URSZULA SCHWARZENBERG-CZERNY: – W jaki sposób włącza się do panelu obywatelskiego osoby, które nie odpowiadają modelowemu wyobrażeniu o mieszkańcach dużego miasta – słabiej wykształcone czy gorzej sytuowane?
MARCIN GERWIN: – Kiedy organizuje się panel obywatelski w Gdańsku, zapraszani są mieszkańcy z każdej z 34 dzielnic. Niektóre z tych dzielnic są naprawdę małe, mają trochę ponad tysiąc mieszkańców. Wysyłamy do wszystkich dzielnic zaproszenia, losując wcześniej, do jakiej grupy demograficznej mają one trafić. Panelistki i paneliści otrzymują 600 zł diety, co jest rekompensatą np. za dojazd czy za opłacenie opieki dla dziecka na czas spotkań panelu. Dieta aktywizuje ponadto osoby, które zwykle nie biorą udziału w tego rodzaju spotkaniach. W gdańskim panelu przekrój społeczny może być bardzo zróżnicowany. Może zostać wylosowana i profesor z uniwersytetu, i bezrobotny.
Czytaj także: Gdańskie Centrum Komunikacji >>>
Zdarza się, że biorący udział w panelu zmieniają zdanie na podejmowany temat?

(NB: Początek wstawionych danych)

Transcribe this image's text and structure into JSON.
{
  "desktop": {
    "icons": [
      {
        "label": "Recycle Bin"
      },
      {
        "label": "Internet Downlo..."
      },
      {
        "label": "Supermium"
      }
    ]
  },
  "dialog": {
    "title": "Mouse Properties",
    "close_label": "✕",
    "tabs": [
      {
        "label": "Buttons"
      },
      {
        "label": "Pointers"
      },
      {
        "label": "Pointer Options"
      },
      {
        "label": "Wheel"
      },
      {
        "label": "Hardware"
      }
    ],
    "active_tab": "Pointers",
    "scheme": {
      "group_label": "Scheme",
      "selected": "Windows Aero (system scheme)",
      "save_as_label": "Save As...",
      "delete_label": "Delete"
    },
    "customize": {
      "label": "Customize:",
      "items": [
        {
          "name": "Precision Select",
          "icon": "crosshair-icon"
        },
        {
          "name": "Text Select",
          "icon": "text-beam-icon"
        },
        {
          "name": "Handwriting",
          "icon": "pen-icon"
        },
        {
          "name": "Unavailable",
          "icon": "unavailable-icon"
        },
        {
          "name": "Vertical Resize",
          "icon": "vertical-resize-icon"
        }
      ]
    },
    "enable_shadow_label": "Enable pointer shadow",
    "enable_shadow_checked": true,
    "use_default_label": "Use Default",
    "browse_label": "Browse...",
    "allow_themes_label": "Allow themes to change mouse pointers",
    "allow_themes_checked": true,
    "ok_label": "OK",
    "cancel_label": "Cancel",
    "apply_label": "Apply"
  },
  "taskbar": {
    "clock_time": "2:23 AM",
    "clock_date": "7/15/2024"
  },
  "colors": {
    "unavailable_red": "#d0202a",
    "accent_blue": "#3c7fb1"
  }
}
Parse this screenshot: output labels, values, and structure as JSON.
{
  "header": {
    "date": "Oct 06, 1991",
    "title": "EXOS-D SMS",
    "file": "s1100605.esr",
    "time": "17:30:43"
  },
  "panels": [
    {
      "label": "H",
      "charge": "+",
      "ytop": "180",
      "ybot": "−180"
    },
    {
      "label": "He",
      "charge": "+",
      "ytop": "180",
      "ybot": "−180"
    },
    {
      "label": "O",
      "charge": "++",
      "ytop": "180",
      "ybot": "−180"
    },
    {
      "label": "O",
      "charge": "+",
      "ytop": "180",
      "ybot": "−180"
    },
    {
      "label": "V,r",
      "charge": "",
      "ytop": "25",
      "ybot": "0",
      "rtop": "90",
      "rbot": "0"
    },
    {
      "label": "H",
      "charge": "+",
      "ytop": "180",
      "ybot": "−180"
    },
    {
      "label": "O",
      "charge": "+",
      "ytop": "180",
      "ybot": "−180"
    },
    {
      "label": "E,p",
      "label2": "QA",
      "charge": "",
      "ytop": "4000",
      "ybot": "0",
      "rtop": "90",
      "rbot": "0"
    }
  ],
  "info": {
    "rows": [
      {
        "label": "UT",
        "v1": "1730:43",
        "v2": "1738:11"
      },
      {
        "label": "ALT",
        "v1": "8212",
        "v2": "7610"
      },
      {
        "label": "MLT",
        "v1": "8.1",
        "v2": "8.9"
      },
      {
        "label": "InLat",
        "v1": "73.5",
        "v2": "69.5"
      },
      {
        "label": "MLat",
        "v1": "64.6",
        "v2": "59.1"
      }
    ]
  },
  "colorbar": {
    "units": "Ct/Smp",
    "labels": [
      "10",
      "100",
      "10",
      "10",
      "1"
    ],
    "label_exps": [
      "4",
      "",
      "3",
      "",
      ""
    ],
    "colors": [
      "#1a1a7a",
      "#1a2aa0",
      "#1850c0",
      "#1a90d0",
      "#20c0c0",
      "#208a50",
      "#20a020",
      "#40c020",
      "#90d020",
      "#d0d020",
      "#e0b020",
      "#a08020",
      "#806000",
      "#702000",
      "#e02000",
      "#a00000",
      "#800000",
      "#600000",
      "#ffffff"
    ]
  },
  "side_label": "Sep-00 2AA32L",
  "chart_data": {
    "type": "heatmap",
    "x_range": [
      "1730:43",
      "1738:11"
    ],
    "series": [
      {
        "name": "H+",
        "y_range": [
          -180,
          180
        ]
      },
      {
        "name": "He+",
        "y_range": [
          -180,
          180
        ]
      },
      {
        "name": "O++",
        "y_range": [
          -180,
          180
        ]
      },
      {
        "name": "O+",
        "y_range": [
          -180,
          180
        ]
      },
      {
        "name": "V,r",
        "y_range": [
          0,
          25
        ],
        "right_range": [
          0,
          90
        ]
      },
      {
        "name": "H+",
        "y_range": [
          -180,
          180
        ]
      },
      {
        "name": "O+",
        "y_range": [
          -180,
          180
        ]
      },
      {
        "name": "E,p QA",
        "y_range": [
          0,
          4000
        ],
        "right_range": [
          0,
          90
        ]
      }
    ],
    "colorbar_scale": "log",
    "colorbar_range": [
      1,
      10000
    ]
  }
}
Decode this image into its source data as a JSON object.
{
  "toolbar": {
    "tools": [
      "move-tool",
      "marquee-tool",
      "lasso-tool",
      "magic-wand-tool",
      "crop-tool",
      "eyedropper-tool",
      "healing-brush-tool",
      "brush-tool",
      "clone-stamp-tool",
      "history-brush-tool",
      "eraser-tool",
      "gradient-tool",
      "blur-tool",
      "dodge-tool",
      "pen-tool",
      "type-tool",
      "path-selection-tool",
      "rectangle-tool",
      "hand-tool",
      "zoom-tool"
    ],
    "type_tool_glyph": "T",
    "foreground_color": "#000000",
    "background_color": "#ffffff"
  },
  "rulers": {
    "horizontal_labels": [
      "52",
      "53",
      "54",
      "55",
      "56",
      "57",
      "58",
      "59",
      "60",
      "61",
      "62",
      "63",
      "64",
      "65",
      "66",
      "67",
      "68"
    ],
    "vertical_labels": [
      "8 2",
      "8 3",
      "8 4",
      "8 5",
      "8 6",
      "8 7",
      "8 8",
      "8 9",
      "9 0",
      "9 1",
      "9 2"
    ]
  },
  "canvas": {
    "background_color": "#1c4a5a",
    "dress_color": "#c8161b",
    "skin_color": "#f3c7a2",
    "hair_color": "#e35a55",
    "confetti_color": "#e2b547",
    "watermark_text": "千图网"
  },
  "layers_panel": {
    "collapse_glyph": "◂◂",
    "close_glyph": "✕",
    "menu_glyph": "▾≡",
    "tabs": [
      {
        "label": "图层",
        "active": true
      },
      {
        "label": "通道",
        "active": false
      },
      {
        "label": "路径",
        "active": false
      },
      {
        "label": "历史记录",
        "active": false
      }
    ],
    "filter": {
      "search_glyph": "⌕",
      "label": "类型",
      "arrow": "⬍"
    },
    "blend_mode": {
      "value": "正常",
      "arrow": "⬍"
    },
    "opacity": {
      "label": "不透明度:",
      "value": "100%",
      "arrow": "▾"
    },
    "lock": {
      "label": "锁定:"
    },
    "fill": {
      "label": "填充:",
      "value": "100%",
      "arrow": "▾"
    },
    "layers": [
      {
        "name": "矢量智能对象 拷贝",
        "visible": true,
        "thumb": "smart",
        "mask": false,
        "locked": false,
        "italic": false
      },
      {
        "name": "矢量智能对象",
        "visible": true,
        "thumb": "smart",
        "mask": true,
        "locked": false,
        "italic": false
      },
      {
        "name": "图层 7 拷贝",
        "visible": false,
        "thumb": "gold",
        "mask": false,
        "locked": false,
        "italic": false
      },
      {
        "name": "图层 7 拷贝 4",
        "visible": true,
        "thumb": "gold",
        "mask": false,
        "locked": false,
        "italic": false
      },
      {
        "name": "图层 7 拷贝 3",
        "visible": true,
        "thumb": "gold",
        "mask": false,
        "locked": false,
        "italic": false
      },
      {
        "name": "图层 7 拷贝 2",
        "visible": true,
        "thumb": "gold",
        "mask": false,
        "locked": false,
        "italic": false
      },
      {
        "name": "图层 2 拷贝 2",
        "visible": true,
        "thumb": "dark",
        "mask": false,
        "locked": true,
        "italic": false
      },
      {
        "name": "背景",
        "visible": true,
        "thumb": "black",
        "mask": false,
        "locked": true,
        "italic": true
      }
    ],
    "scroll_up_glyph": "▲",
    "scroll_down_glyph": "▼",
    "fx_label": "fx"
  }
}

Zdecydowanie. Można przyjść na panel z bardzo podstawowymi informacjami i dowiedzieć się na dany temat na tyle dużo, że pod koniec głosuje się inaczej, niż się zakładało na początku. Jest wiele badań z różnych państw na świecie, które pokazują, że deliberacja i zapoznawanie się z tematem może spowodować znaczną zmianę stanowiska grupy. Poza tym mogą to być dla mieszkańców tematy nowe. Pierwszy panel w Gdańsku dotyczył tego, jak lepiej przygotować miasto na ulewy. Przecież to techniczne zagadnienie. Zwykły mieszkaniec nie zastanawia się na co dzień nad tym, jak spowolnić spływ wody deszczowej przez Trójmiejski Park Krajobrazowy. Jeżeli eksperci zaproponują dwa konkretne, poprawne merytorycznie rozwiązania, to wyboru dokonuje gospodarz. A gospodarzem miasta są jego mieszkańcy.
Wyobraża pan sobie przeniesienie takich dyskusji do sieci?
Nie, bo to obniży ich jakość. Kontakt osobisty jest istotny, szczególnie w aspekcie zmiany postaw i poglądów.
Czy wypracowane standardy takich spotkań można by wykorzystać w skali ogólnokrajowej lub ogólnounijnej?
To już się dzieje. W tym roku, w maju, na zamówienie Komisji Europejskiej odbył się unijny panel, którego celem było ułożenie pytań do konsultacji na temat przyszłości Europy. Z kolei na poziomie państwa jest przykład Irlandii, gdzie również w tym roku panel obywatelski wypowiedział się za zniesieniem aborcji i zajmował się m.in. kwestią zmian klimatu.